Slowly but surely, Russia and China are cementing their dominance in Eurasia, and Afghanistan gives them more opportunity to do so. From Pepe Escobar at The Asia Times via zerohedge.com:
Shanghai Cooperation Organization’s ‘facilitate, not mediate’ role could be the key to solving the Afghan imbroglio…

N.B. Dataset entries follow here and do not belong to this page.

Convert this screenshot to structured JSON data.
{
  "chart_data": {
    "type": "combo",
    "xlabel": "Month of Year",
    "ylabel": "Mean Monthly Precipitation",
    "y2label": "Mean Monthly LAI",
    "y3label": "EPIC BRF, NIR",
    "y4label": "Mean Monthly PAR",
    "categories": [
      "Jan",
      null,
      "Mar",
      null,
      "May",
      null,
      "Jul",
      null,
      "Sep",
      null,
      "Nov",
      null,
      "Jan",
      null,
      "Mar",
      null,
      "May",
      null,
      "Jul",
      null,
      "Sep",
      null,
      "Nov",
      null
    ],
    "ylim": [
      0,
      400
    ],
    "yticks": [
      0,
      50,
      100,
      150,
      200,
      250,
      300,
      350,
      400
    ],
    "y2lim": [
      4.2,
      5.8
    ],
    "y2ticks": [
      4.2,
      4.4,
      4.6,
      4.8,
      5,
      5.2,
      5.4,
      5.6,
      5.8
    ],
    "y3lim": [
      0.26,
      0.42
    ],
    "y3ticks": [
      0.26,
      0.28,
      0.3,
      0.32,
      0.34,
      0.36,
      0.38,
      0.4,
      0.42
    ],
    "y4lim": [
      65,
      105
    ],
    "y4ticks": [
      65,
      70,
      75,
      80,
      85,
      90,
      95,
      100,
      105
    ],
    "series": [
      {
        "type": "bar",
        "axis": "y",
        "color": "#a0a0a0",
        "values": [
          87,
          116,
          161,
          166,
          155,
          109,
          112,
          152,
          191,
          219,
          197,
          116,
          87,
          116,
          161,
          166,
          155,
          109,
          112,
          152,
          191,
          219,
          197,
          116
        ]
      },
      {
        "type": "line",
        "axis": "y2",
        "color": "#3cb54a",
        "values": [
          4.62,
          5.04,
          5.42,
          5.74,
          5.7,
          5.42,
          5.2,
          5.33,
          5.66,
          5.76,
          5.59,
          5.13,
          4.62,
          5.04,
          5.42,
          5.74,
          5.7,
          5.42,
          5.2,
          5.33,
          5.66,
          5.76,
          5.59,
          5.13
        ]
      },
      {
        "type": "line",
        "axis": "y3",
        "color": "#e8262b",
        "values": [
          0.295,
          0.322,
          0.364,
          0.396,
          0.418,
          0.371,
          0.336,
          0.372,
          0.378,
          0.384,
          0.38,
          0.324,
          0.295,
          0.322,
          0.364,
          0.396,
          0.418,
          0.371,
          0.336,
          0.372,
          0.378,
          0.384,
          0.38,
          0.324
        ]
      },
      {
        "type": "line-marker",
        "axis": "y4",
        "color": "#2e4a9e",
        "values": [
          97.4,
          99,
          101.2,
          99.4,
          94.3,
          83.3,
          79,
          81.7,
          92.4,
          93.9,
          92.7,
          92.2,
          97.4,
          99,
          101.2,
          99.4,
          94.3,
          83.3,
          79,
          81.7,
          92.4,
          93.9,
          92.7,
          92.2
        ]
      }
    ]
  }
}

Kazakhstan’s Foreign Minister Mukhtar Tileuberdi, Russian Foreign Minister Sergey Lavrov, Tajik Foreign Minister Sirojiddin Muhriddin and Chinese Foreign Minister Wang Yi pose for a family photo before a meeting of Shanghai Cooperation Organization (SCO) Contact Group on Afghanistan, in Dushanbe, Tajikistan. Photo: Russian Foreign Ministry / Sputnik via AFP
Shanghai Cooperation Organization meeting of Foreign Ministers on Wednesday in Dushanbe, the Tajik capital, may have been an under-the-radar affair, but it did reveal the contours of the big picture ahead when it comes to Afghanistan.
So let’s see what Russia and China – the SCO’s heavyweights – have been up to.
Chinese Foreign Minister Wang Yi laid out the basic road map to his Afghan counterpart Mohammad Haneef Atmar. While stressing the Chinese foreign policy gold standard – no interference in internal affairs of friendly nations – Wang established three priorities:
1. Real inter-Afghan negotiations towards national reconciliation and a durable political solution, thus preventing all-out civil war. Beijing is ready to “facilitate” dialogue.
2. Fighting terror – which means, in practice, al-Qaeda remnants, ISIS-Khorasan and the Eastern Turkestan Islamic Movement (ETIM). Afghanistan should not be a haven for terrorist outfits – again.
3. The Taliban, for their part, should pledge a clean break with every terrorist outfit.
Atmar, according to diplomatic sources, fully agreed with Wang. And so did Tajik Foreign Minister Sirojiddin Muhriddin. Atmar even promised to work with Beijing to crack down on ETIM, a Uighur terror group founded in China’s western Xinjiang. Overall, the official Beijing stance is that all negotiations should be “Afghan-owned and Afghan-led.”